Улыбнулся. Ира пила редко, но всегда было смешно смотреть, как она потом таращит глаза, пытаясь придать им трезвый взгляд, и заливисто хохочет в ответ на каждую его шутку.
Наверное, сейчас уже всё по-другому…
— Ну, и хорошо, что позвонила! Знаешь… — и тут он запнулся. Потому что те слова, которые он уже готов был сказать, вдруг сами собой проглотились, и выскочило-выпрыгнуло неожиданное:
— Хочешь, я сейчас приеду? Скажи, куда? Я приеду, Ир… Я приеду! — ещё не закончив фразу, он уже свободной рукой начал шарить по полу, ища скрюченные бублики носков.

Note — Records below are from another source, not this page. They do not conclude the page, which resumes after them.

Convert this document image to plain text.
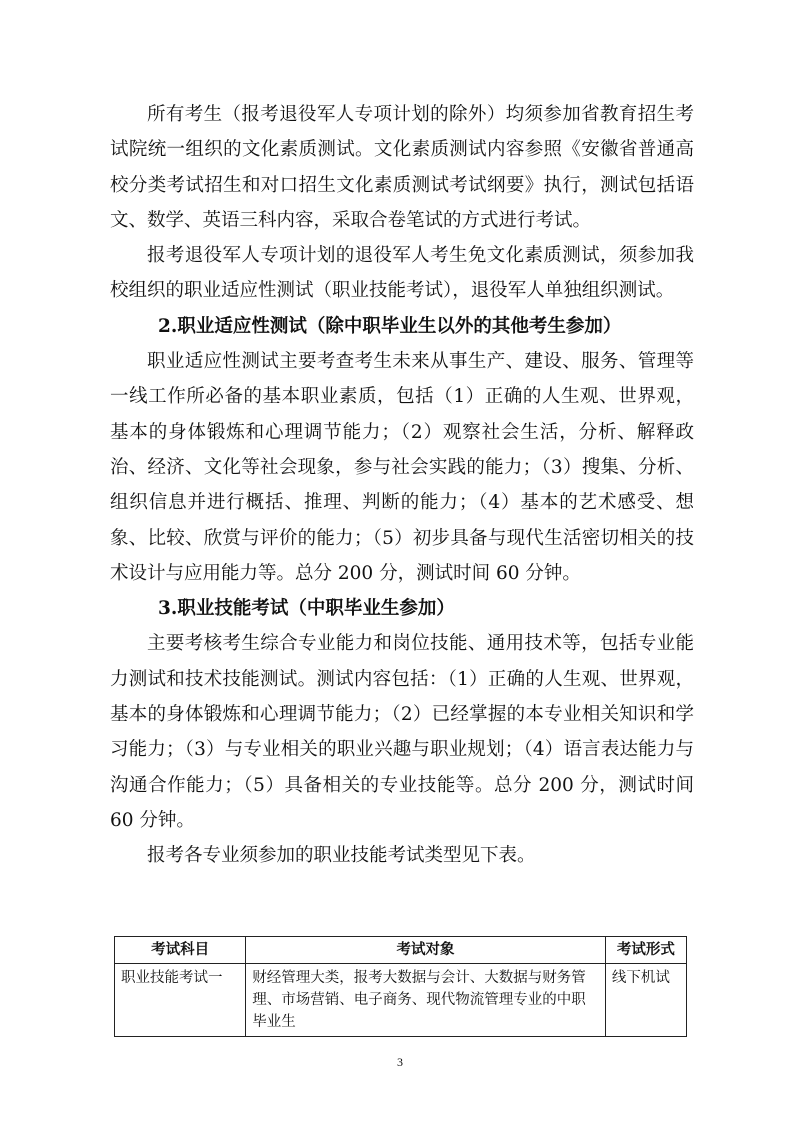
所有考生（报考退役军人专项计划的除外）均须参加省教育招生考试院统一组织的文化素质测试。文化素质测试内容参照《安徽省普通高校分类考试招生和对口招生文化素质测试考试纲要》执行，测试包括语文、数学、英语三科内容，采取合卷笔试的方式进行考试。

报考退役军人专项计划的退役军人考生免文化素质测试，须参加我校组织的职业适应性测试（职业技能考试），退役军人单独组织测试。

2.职业适应性测试（除中职毕业生以外的其他考生参加）

职业适应性测试主要考查考生未来从事生产、建设、服务、管理等一线工作所必备的基本职业素质，包括（1）正确的人生观、世界观，基本的身体锻炼和心理调节能力；（2）观察社会生活，分析、解释政治、经济、文化等社会现象，参与社会实践的能力；（3）搜集、分析、组织信息并进行概括、推理、判断的能力；（4）基本的艺术感受、想象、比较、欣赏与评价的能力；（5）初步具备与现代生活密切相关的技术设计与应用能力等。总分 200 分，测试时间 60 分钟。

3.职业技能考试（中职毕业生参加）

主要考核考生综合专业能力和岗位技能、通用技术等，包括专业能力测试和技术技能测试。测试内容包括：（1）正确的人生观、世界观，基本的身体锻炼和心理调节能力；（2）已经掌握的本专业相关知识和学习能力；（3）与专业相关的职业兴趣与职业规划；（4）语言表达能力与沟通合作能力；（5）具备相关的专业技能等。总分 200 分，测试时间 60 分钟。

报考各专业须参加的职业技能考试类型见下表。

考试科目	考试对象	考试形式
职业技能考试一	财经管理大类，报考大数据与会计、大数据与财务管理、市场营销、电子商务、现代物流管理专业的中职毕业生	线下机试
3
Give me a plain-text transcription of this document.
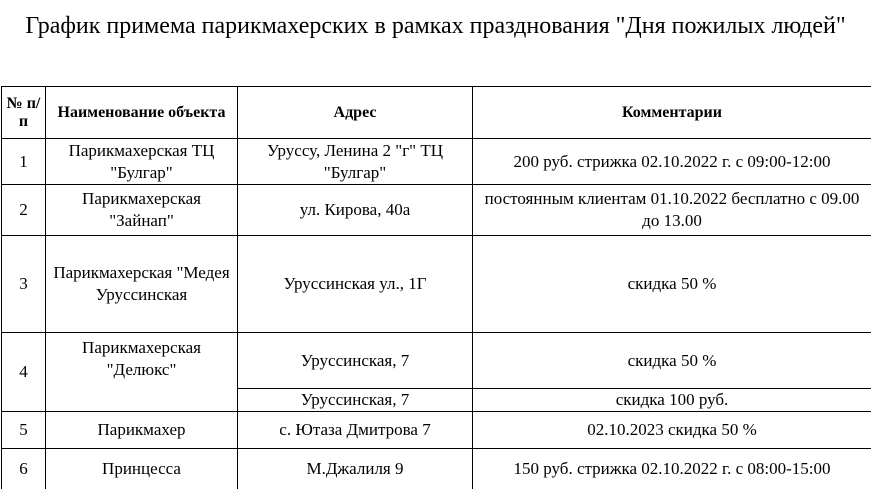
График примема парикмахерских в рамках празднования "Дня пожилых людей"
№ п/п	Наименование объекта	Адрес	Комментарии
1	Парикмахерская ТЦ "Булгар"	Уруссу, Ленина 2 "г" ТЦ "Булгар"	200 руб. стрижка 02.10.2022 г. с 09:00-12:00
2	Парикмахерская "Зайнап"	ул. Кирова, 40а	постоянным клиентам 01.10.2022 бесплатно с 09.00 до 13.00
3	Парикмахерская "Медея Уруссинская	Уруссинская ул., 1Г	скидка 50 %
4	Парикмахерская "Делюкс"	Уруссинская, 7	скидка 50 %
		Уруссинская, 7	скидка 100 руб.
5	Парикмахер	с. Ютаза Дмитрова 7	02.10.2023 скидка 50 %
6	Принцесса	М.Джалиля 9	150 руб. стрижка 02.10.2022 г. с 08:00-15:00
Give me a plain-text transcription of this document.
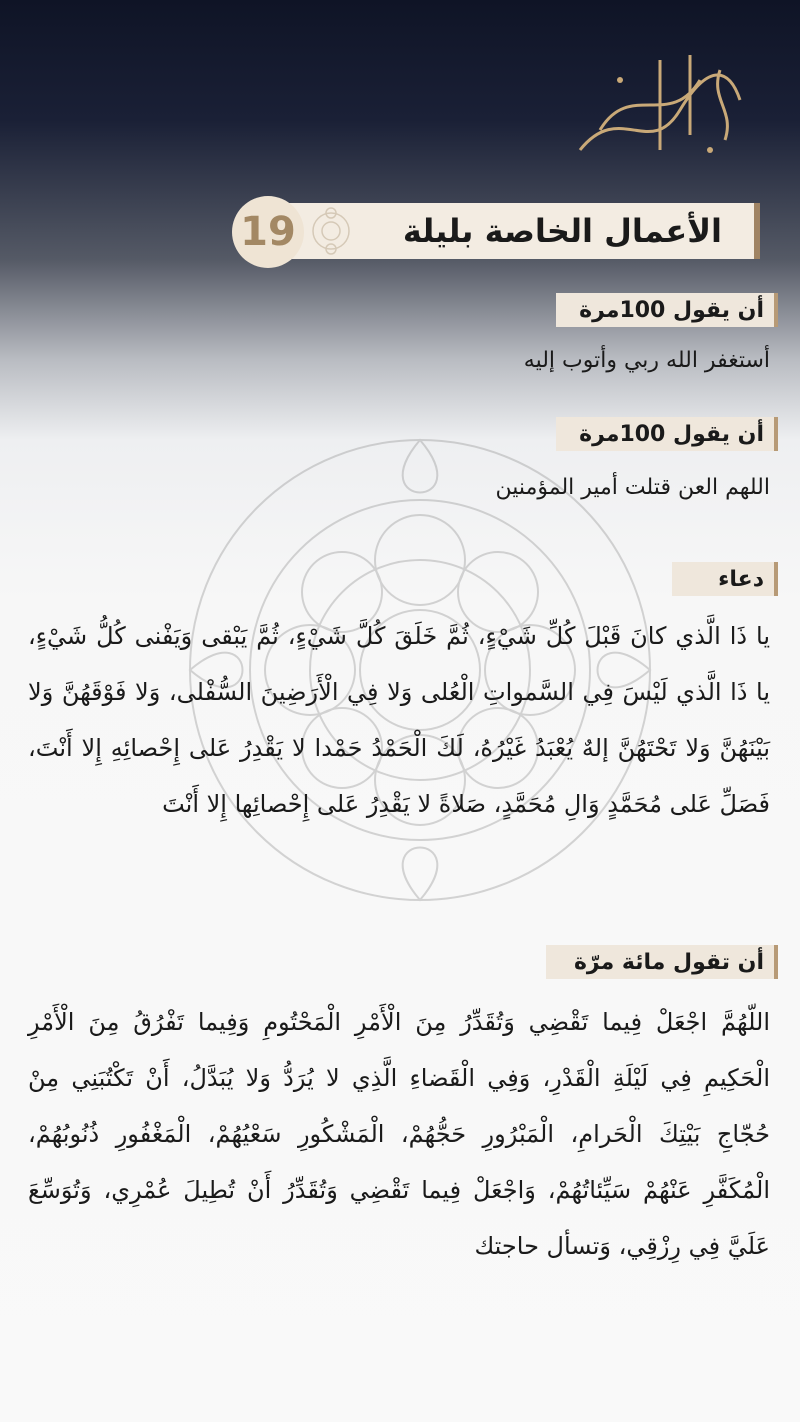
الأعمال الخاصة بليلة
19
أن يقول 100مرة
أستغفر الله ربي وأتوب إليه
أن يقول 100مرة
اللهم العن قتلت أمير المؤمنين
دعاء
يا ذَا الَّذي كانَ قَبْلَ كُلِّ شَيْءٍ، ثُمَّ خَلَقَ كُلَّ شَيْءٍ، ثُمَّ يَبْقى وَيَفْنى كُلُّ شَيْءٍ، يا ذَا الَّذي لَيْسَ فِي السَّمواتِ الْعُلى وَلا فِي الْأَرَضِينَ السُّفْلى، وَلا فَوْقَهُنَّ وَلا بَيْنَهُنَّ وَلا تَحْتَهُنَّ إلهٌ يُعْبَدُ غَيْرُهُ، لَكَ الْحَمْدُ حَمْدا لا يَقْدِرُ عَلى إِحْصائِهِ إِلا أَنْتَ، فَصَلِّ عَلى مُحَمَّدٍ وَالِ مُحَمَّدٍ، صَلاةً لا يَقْدِرُ عَلى إِحْصائِها إِلا أَنْتَ
أن تقول مائة مرّة
اللّهُمَّ اجْعَلْ فِيما تَقْضِي وَتُقَدِّرُ مِنَ الْأَمْرِ الْمَحْتُومِ وَفِيما تَفْرُقُ مِنَ الْأَمْرِ الْحَكِيمِ فِي لَيْلَةِ الْقَدْرِ، وَفِي الْقَضاءِ الَّذِي لا يُرَدُّ وَلا يُبَدَّلُ، أَنْ تَكْتُبَنِي مِنْ حُجّاجِ بَيْتِكَ الْحَرامِ، الْمَبْرُورِ حَجُّهُمْ، الْمَشْكُورِ سَعْيُهُمْ، الْمَغْفُورِ ذُنُوبُهُمْ، الْمُكَفَّرِ عَنْهُمْ سَيِّئاتُهُمْ، وَاجْعَلْ فِيما تَقْضِي وَتُقَدِّرُ أَنْ تُطِيلَ عُمْرِي، وَتُوَسِّعَ عَلَيَّ فِي رِزْقِي، وَتسأل حاجتك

На том конце трубки растерялись. На какую-то секунду. И носок, зажатый в руке, завис неподвижно в полуметре от пола. Но через секунду послышалось неожиданно-радостное:
— Хочу, Жень… Очень-очень хочу!
Вот это Иркино «очень-очень» резануло по ушам. У неё всегда всё было «очень-очень»…
«Очень-очень тебя люблю!»
«Очень-очень по тебе соскучилась!»
«Очень-очень боюсь тебя потерять…»
Он зажмурился, резко натянул на ногу носок, зацепившись заусенцем за ткань, и сжал зубы.
— Ир, ты в Шереметьево?
— Во Внуково. А как ты доедешь? Ночь на дворе…

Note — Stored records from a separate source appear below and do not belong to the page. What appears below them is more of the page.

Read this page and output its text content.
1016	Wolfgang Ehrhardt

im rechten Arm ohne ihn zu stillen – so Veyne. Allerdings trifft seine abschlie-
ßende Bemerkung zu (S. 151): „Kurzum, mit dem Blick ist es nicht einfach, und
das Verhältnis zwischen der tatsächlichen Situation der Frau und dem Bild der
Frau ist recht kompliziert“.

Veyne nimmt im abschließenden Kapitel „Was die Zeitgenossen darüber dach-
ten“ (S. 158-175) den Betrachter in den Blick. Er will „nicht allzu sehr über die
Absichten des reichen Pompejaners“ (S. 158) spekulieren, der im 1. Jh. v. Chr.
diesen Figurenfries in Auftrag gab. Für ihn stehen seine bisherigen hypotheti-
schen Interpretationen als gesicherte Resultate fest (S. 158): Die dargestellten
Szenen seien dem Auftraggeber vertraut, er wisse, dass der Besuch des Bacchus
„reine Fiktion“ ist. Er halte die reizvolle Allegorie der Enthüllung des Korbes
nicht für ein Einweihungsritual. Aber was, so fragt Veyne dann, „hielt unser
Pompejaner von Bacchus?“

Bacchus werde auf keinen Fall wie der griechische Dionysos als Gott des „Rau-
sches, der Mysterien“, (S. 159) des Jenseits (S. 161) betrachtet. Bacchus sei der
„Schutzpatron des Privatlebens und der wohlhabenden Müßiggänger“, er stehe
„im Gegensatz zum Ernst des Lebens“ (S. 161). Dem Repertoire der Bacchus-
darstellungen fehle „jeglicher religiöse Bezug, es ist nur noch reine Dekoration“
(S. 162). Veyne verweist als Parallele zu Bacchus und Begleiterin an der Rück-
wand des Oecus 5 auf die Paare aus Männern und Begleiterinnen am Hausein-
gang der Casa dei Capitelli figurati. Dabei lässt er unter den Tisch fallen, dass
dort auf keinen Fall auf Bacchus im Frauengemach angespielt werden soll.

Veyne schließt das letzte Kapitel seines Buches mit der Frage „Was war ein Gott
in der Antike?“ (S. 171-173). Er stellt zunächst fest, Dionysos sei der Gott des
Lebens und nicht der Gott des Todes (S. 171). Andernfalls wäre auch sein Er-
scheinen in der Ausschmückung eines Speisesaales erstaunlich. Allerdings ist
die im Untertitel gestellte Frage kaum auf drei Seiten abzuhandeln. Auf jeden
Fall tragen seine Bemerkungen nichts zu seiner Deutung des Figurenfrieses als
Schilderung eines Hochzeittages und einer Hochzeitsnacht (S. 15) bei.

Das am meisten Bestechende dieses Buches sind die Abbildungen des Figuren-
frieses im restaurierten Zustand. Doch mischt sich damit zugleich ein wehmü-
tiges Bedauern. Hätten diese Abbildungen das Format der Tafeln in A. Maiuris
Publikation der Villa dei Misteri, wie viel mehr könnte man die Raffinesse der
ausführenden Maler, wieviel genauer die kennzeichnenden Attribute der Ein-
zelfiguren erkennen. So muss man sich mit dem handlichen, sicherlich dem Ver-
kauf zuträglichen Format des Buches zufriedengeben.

Он уже натянул второй носок, и зачем-то заправил в трусы мягкое дряблое брюшко.
— Доеду, Ир. Скоро буду. Ты меня только дождись, ладно?
— Жду! Очень-очень жду!
Гудки в трубке.
Он распахнул шкаф, выбрасывая на пол немногочисленные вещи.
Растерянно посмотрел на себя в зеркало, втянул живот, и провёл рукой по небритому подбородку, но на бритьё уже не было времени.

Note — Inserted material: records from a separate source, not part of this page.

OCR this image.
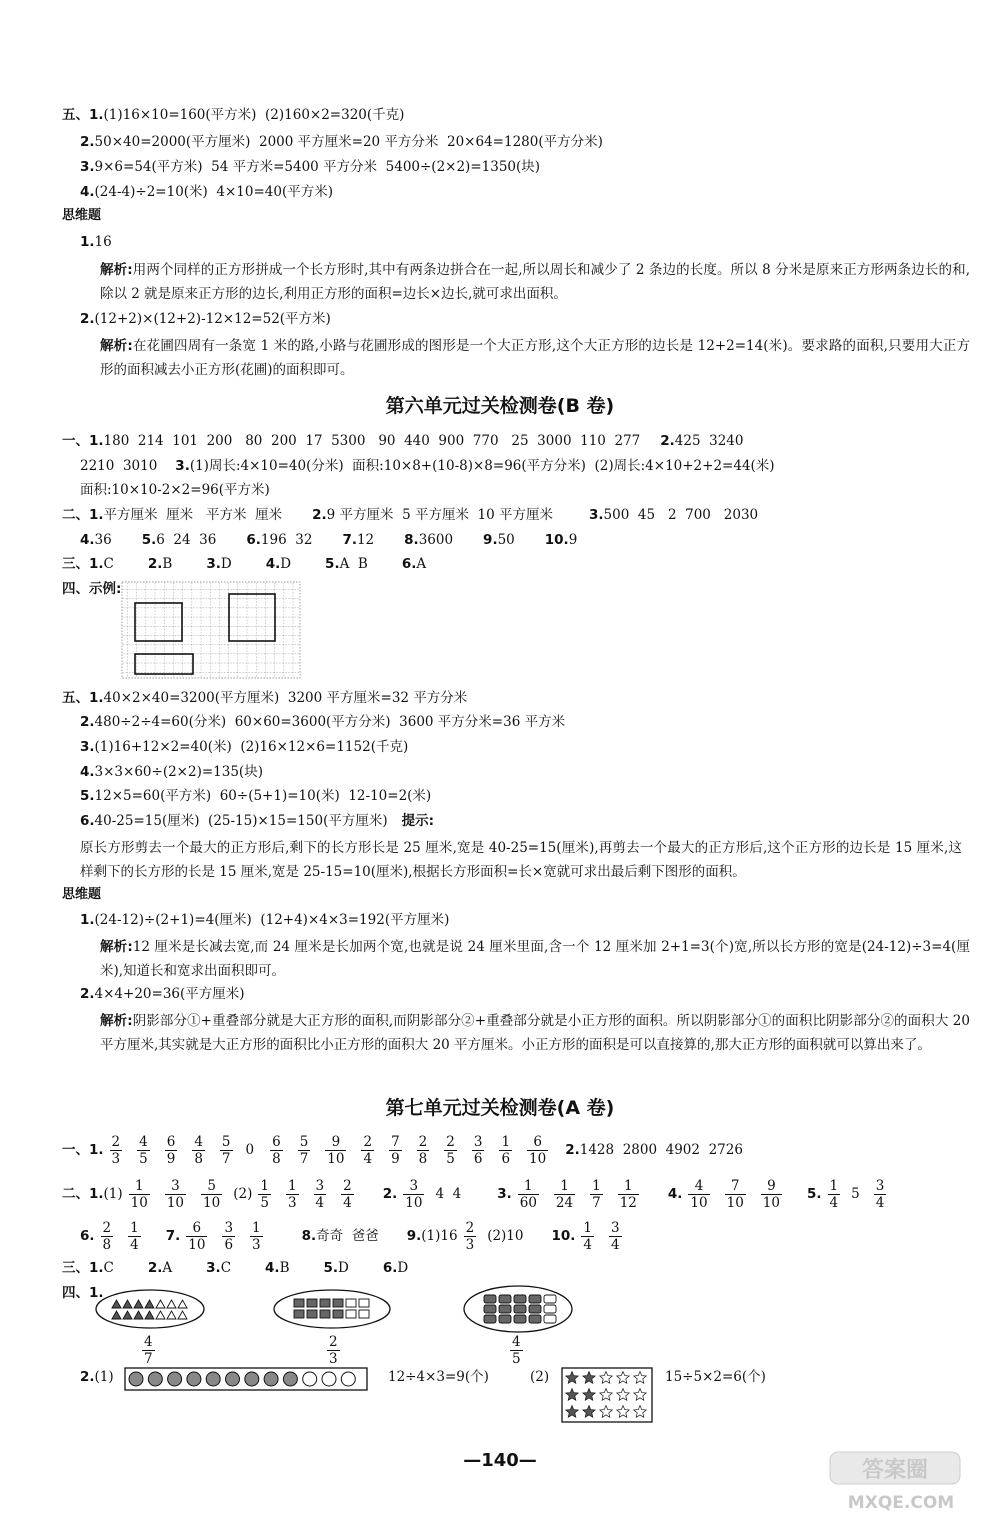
五、1.(1)16×10=160(平方米)  (2)160×2=320(千克)
2.50×40=2000(平方厘米)  2000 平方厘米=20 平方分米  20×64=1280(平方分米)
3.9×6=54(平方米)  54 平方米=5400 平方分米  5400÷(2×2)=1350(块)
4.(24-4)÷2=10(米)  4×10=40(平方米)
思维题
1.16
解析:用两个同样的正方形拼成一个长方形时,其中有两条边拼合在一起,所以周长和减少了 2 条边的长度。所以 8 分米是原来正方形两条边长的和,除以 2 就是原来正方形的边长,利用正方形的面积=边长×边长,就可求出面积。
2.(12+2)×(12+2)-12×12=52(平方米)
解析:在花圃四周有一条宽 1 米的路,小路与花圃形成的图形是一个大正方形,这个大正方形的边长是 12+2=14(米)。要求路的面积,只要用大正方形的面积减去小正方形(花圃)的面积即可。
第六单元过关检测卷(B 卷)
一、1.180  214  101  200   80  200  17  5300   90  440  900  770   25  3000  110  277 2.425  3240
2210  3010 3.(1)周长:4×10=40(分米)  面积:10×8+(10-8)×8=96(平方分米)  (2)周长:4×10+2+2=44(米)
面积:10×10-2×2=96(平方米)
二、1.平方厘米  厘米   平方米  厘米 2.9 平方厘米  5 平方厘米  10 平方厘米	3.500  45   2  700   2030
4.36 5.6  24  36 6.196  32 7.12 8.3600 9.50 10.9
三、1.C	2.B	3.D	4.D	5.A  B	6.A
四、示例:
五、1.40×2×40=3200(平方厘米)  3200 平方厘米=32 平方分米
2.480÷2÷4=60(分米)  60×60=3600(平方分米)  3600 平方分米=36 平方米
3.(1)16+12×2=40(米)  (2)16×12×6=1152(千克)
4.3×3×60÷(2×2)=135(块)
5.12×5=60(平方米)  60÷(5+1)=10(米)  12-10=2(米)
6.40-25=15(厘米)  (25-15)×15=150(平方厘米) 提示:
原长方形剪去一个最大的正方形后,剩下的长方形长是 25 厘米,宽是 40-25=15(厘米),再剪去一个最大的正方形后,这个正方形的边长是 15 厘米,这样剩下的长方形的长是 15 厘米,宽是 25-15=10(厘米),根据长方形面积=长×宽就可求出最后剩下图形的面积。
思维题
1.(24-12)÷(2+1)=4(厘米)  (12+4)×4×3=192(平方厘米)
解析:12 厘米是长减去宽,而 24 厘米是长加两个宽,也就是说 24 厘米里面,含一个 12 厘米加 2+1=3(个)宽,所以长方形的宽是(24-12)÷3=4(厘米),知道长和宽求出面积即可。
2.4×4+20=36(平方厘米)
解析:阴影部分①+重叠部分就是大正方形的面积,而阴影部分②+重叠部分就是小正方形的面积。所以阴影部分①的面积比阴影部分②的面积大 20 平方厘米,其实就是大正方形的面积比小正方形的面积大 20 平方厘米。小正方形的面积是可以直接算的,那大正方形的面积就可以算出来了。
第七单元过关检测卷(A 卷)
一、1. $\frac{2}{3} \frac{4}{5} \frac{6}{9} \frac{4}{8} \frac{5}{7} 0 \frac{6}{8} \frac{5}{7} \frac{9}{10} \frac{2}{4} \frac{7}{9} \frac{2}{8} \frac{2}{5} \frac{3}{6} \frac{1}{6} \frac{6}{10} 2.1428$  2800  4902  2726
二、$1.(1) \frac{1}{10} \frac{3}{10} \frac{5}{10} (2) \frac{1}{5} \frac{1}{3} \frac{3}{4} \frac{2}{4} 2$. $\frac{3}{10} 4$  4	3. $\frac{1}{60} \frac{1}{24} \frac{1}{7} \frac{1}{12} 4$. $\frac{4}{10} \frac{7}{10} \frac{9}{10} 5$. $\frac{1}{4} 5 \frac{3}{4}$
6. $\frac{2}{8} \frac{1}{4} 7$. $\frac{6}{10} \frac{3}{6} \frac{1}{3}$	8.奇奇  爸爸 $9.(1)16 \frac{2}{3} (2)10$ 10. $\frac{1}{4} \frac{3}{4}$
三、1.C	2.A	3.C	4.B	5.D	6.D
四、1.
$\frac{4}{7}$	$\frac{2}{3}$	$\frac{4}{5}$
2.(1)	12÷4×3=9(个)	(2)	15÷5×2=6(个)
—140—	答案圈
MXQE.COM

Подумав, он натянул голубые джинсы и белый свитер, выудив их из кучки на полу. Марина всегда ему говорила, что белое ему идёт, и молодит…
Марина. Марина…
К чёрту Марину! За последние шесть лет их знакомства, он уже шесть раз делал ей предложение. В последние 2 года, скорее, по привычке. Но она неизменно улыбалась, и говорила: «Ерохин, ну зачем нам эти формальности? И мне не нравится твоя фамилия. Мы видимся пять дней в неделю, разве этого мало?»
Смешные, несерьёзные доводы.
И ему ведь хватало этих пяти дней в неделю. Но через месяц ему стукнет уже 38. И как сказать Маринке, что возраст уже поджимает, что детей ему хочется, что ему снится уже этот вихрастый мальчишка, с носом-пуговкой, и его, Женькиными, глазами? Как сказать?
Не поймёт. На смех поднимет. Снова скажет: «А что у тебя есть, Ерохин? Кроме долгов и твоей старой «двушки»? О, ещё «Жигули», шестёрка! Наш Бентли!» — и снова засмеётся.
К чёрту!
Его ждёт Ирка. Ира. Иришка Смирнова.
Забыв выключить свет в комнате, и, отлепив от журнального столика пачку сигарет, он кинулся вниз по лестнице, сжимая в руке ключи от машины.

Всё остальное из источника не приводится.